Traquée par le régime islamique, Golshifteh Farahani a quitté l’Iran en 2008. Devenue Française, l’actrice de 39 ans, éternelle déracinée, a continué une brillante carrière internationale. Depuis la mort de Mahsa Amini, le 16 septembre, trois jours après son arrestation par la police des mœurs iranienne, elle affiche haut et fort son soutien au mouvement de révolte dans son pays d’origine.
Je ne serais pas arrivée là si…
Si, à force de harcèlement et de tracasseries, les services secrets iraniens ne m’avaient contrainte à l’exil. Je n’avais pas anticipé ce départ, je n’avais jamais imaginé construire une vie hors de mon pays, loin des miens. Ce fut infiniment douloureux, j’ai payé le prix fort. Mon âme est lourdement handicapée, et il n’y aura pas de retour en arrière. J’ai une nouvelle identité. Mais je crois au destin et aux défis qui obligent à grandir. Et peut-être cet exil forcé m’a-t-il finalement donné des ailes…
Vous êtes née en 1983, soit quatre ans après la révolution islamique…
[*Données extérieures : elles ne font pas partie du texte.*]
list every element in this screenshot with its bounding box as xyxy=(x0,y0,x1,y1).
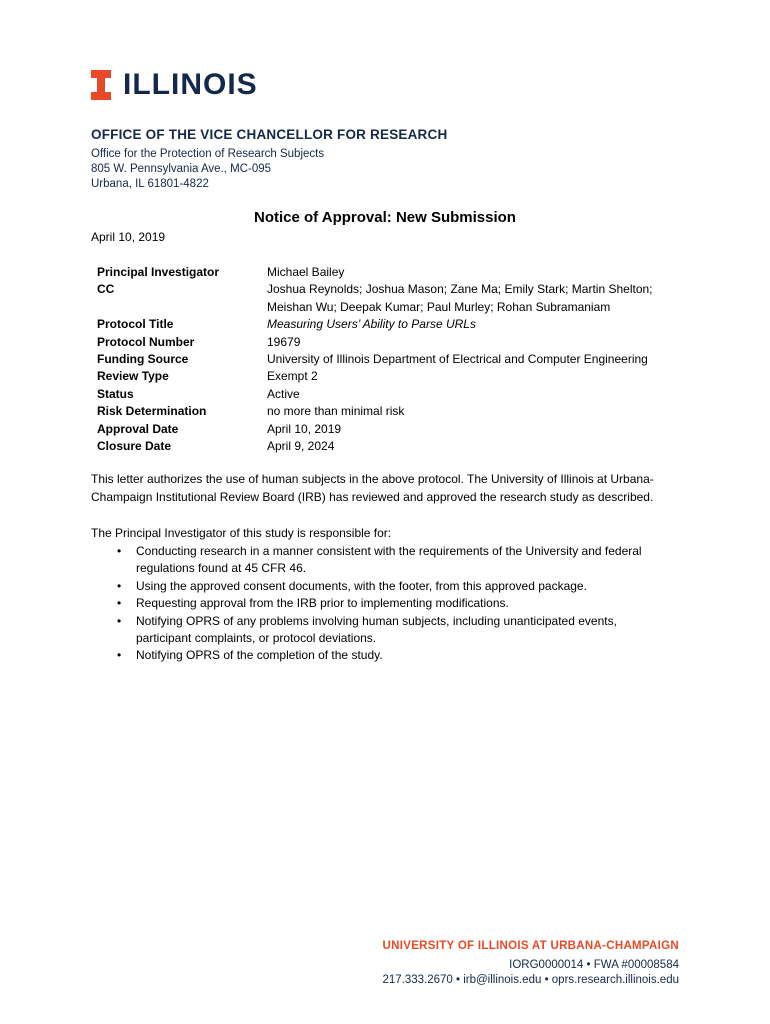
list-item xyxy=(91,613,691,630)
field-value: Active xyxy=(267,386,300,401)
logo-wordmark: ILLINOIS xyxy=(123,68,258,101)
info-row-closure-date xyxy=(97,438,687,455)
info-row-pi xyxy=(97,264,687,281)
field-label: Status xyxy=(97,386,134,401)
responsibility-intro: The Principal Investigator of this study is responsible for: xyxy=(91,526,392,540)
notice-date: April 10, 2019 xyxy=(91,230,166,244)
office-name: OFFICE OF THE VICE CHANCELLOR FOR RESEARCH xyxy=(91,127,448,142)
list-item xyxy=(91,578,691,595)
field-label-empty xyxy=(97,299,267,316)
info-row-protocol-number xyxy=(97,334,687,351)
list-item xyxy=(91,647,691,664)
address-line-1: Office for the Protection of Research Subjects xyxy=(91,148,325,160)
field-label: Risk Determination xyxy=(97,404,207,419)
field-value: Meishan Wu; Deepak Kumar; Paul Murley; Rohan Subramaniam xyxy=(267,299,611,314)
field-value: University of Illinois Department of Electrical and Computer Engineering xyxy=(267,352,648,367)
footer-university: UNIVERSITY OF ILLINOIS AT URBANA-CHAMPAIGN xyxy=(382,940,679,952)
field-value: April 10, 2019 xyxy=(267,421,342,436)
list-item-continuation xyxy=(91,630,691,647)
field-value: 19679 xyxy=(267,334,301,349)
field-value: Measuring Users’ Ability to Parse URLs xyxy=(267,317,476,332)
info-row-status xyxy=(97,386,687,403)
field-value: Michael Bailey xyxy=(267,265,345,279)
info-row-protocol-title xyxy=(97,316,687,333)
info-row-approval-date xyxy=(97,421,687,438)
list-item xyxy=(91,543,691,560)
field-label: Approval Date xyxy=(97,421,179,436)
list-item-text: Requesting approval from the IRB prior to implementing modifications. xyxy=(136,596,509,611)
responsibility-list xyxy=(91,543,691,665)
info-row-risk xyxy=(97,403,687,420)
footer-ids: IORG0000014 • FWA #00008584 xyxy=(509,959,679,971)
illinois-logo xyxy=(91,70,258,100)
info-row-funding xyxy=(97,351,687,368)
field-label: Funding Source xyxy=(97,352,189,367)
address-line-2: 805 W. Pennsylvania Ave., MC-095 xyxy=(91,163,272,175)
bullet-icon: • xyxy=(117,648,122,663)
bullet-icon: • xyxy=(117,544,122,558)
info-row-cc xyxy=(97,281,687,298)
field-value: Joshua Reynolds; Joshua Mason; Zane Ma; Emily Stark; Martin Shelton; xyxy=(267,282,653,297)
field-label: Closure Date xyxy=(97,439,172,454)
authorization-line-1: This letter authorizes the use of human subjects in the above protocol. The University of Illinois at Urbana- xyxy=(91,472,654,486)
field-label: Principal Investigator xyxy=(97,265,220,279)
protocol-info-table xyxy=(97,264,687,455)
field-label: Review Type xyxy=(97,369,169,384)
list-item-text: Using the approved consent documents, with the footer, from this approved package. xyxy=(136,578,587,593)
info-row-cc-cont xyxy=(97,299,687,316)
field-label: Protocol Title xyxy=(97,317,174,332)
list-item-text: Notifying OPRS of any problems involving human subjects, including unanticipated events, xyxy=(136,613,617,628)
list-item-text: regulations found at 45 CFR 46. xyxy=(136,561,307,576)
notice-title: Notice of Approval: New Submission xyxy=(254,209,516,226)
bullet-icon: • xyxy=(117,613,122,628)
address-line-3: Urbana, IL 61801-4822 xyxy=(91,178,209,190)
list-item xyxy=(91,595,691,612)
list-item-text: participant complaints, or protocol deviations. xyxy=(136,631,377,646)
bullet-icon: • xyxy=(117,596,122,611)
authorization-line-2: Champaign Institutional Review Board (IRB) has reviewed and approved the research study as described. xyxy=(91,490,654,504)
block-i-icon xyxy=(91,70,111,100)
info-row-review-type xyxy=(97,368,687,385)
list-item-text: Conducting research in a manner consistent with the requirements of the University and federal xyxy=(136,544,642,558)
field-value: April 9, 2024 xyxy=(267,439,335,454)
field-value: Exempt 2 xyxy=(267,369,318,384)
footer-contact: 217.333.2670 • irb@illinois.edu • oprs.research.illinois.edu xyxy=(382,974,679,986)
list-item-continuation xyxy=(91,560,691,577)
bullet-icon: • xyxy=(117,578,122,593)
field-value: no more than minimal risk xyxy=(267,404,405,419)
list-item-text: Notifying OPRS of the completion of the study. xyxy=(136,648,383,663)
field-label: Protocol Number xyxy=(97,334,195,349)
field-label: CC xyxy=(97,282,115,297)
Et en pleine guerre avec l’Irak. Autant dire dans une période de chaos. Observer les jeunes manifestants d’aujourd’hui, qui sont nés pour la plupart dans les années 1990 et 2000, me fait d’ailleurs comprendre à quelle point ma génération a été complètement brûlée. Notre petite enfance à nous, ce moment si crucial où se forgent l’esprit, la confiance, les réflexes, s’est déroulée sous les bombes et dans le vacarme des sirènes. On a connu la peur dans les yeux de nos parents, on a vu les maisons détruites dans notre rue de Téhéran. On a senti la mort avant de comprendre la vie. J’appartiens à une génération terrorisée. Elle n’a pas pris part à la révolution – c’était la grande affaire des parents –, mais elle a vécu l’après-révolution, le désastre après le tremblement de terre.
Avec quelles conséquences ?
Nous n’avons pas fait d’enfants. Ou très peu. C’est d’ailleurs ce qui pousse le gouvernement à intensifier sa propagande nataliste. Les anciens et les plus jeunes ont tendance à se moquer de nous. Mais c’est un fait : sur vingt-cinq filles de ma classe de conservatoire, six seulement ont eu des enfants. Cela raconte à quel point nous sommes traumatisés. Nous ne croyons pas dans l’avenir, nous n’avons aucune confiance en la vie. Le passé, c’est de la merde ; le futur n’existe pas.
Percevez-vous une grande différence avec la génération qui occupe aujourd’hui les rues, les lycées, les universités du pays ?
Enorme ! Cette génération Z n’a connu ni la révolution ni la guerre, elle est née dans le marasme, coincée dans un pays qui est une dictature. Mais elle a Instagram, TikTok, elle sait ce qu’il se passe dans le monde, elle est irrévérencieuse, sans complexe ni timidité. J’ai l’impression qu’elle ne craint rien. D’ailleurs, elle ne parle pas comme nous. Son ton, son vocabulaire, son langage corporel sont différents des nôtres.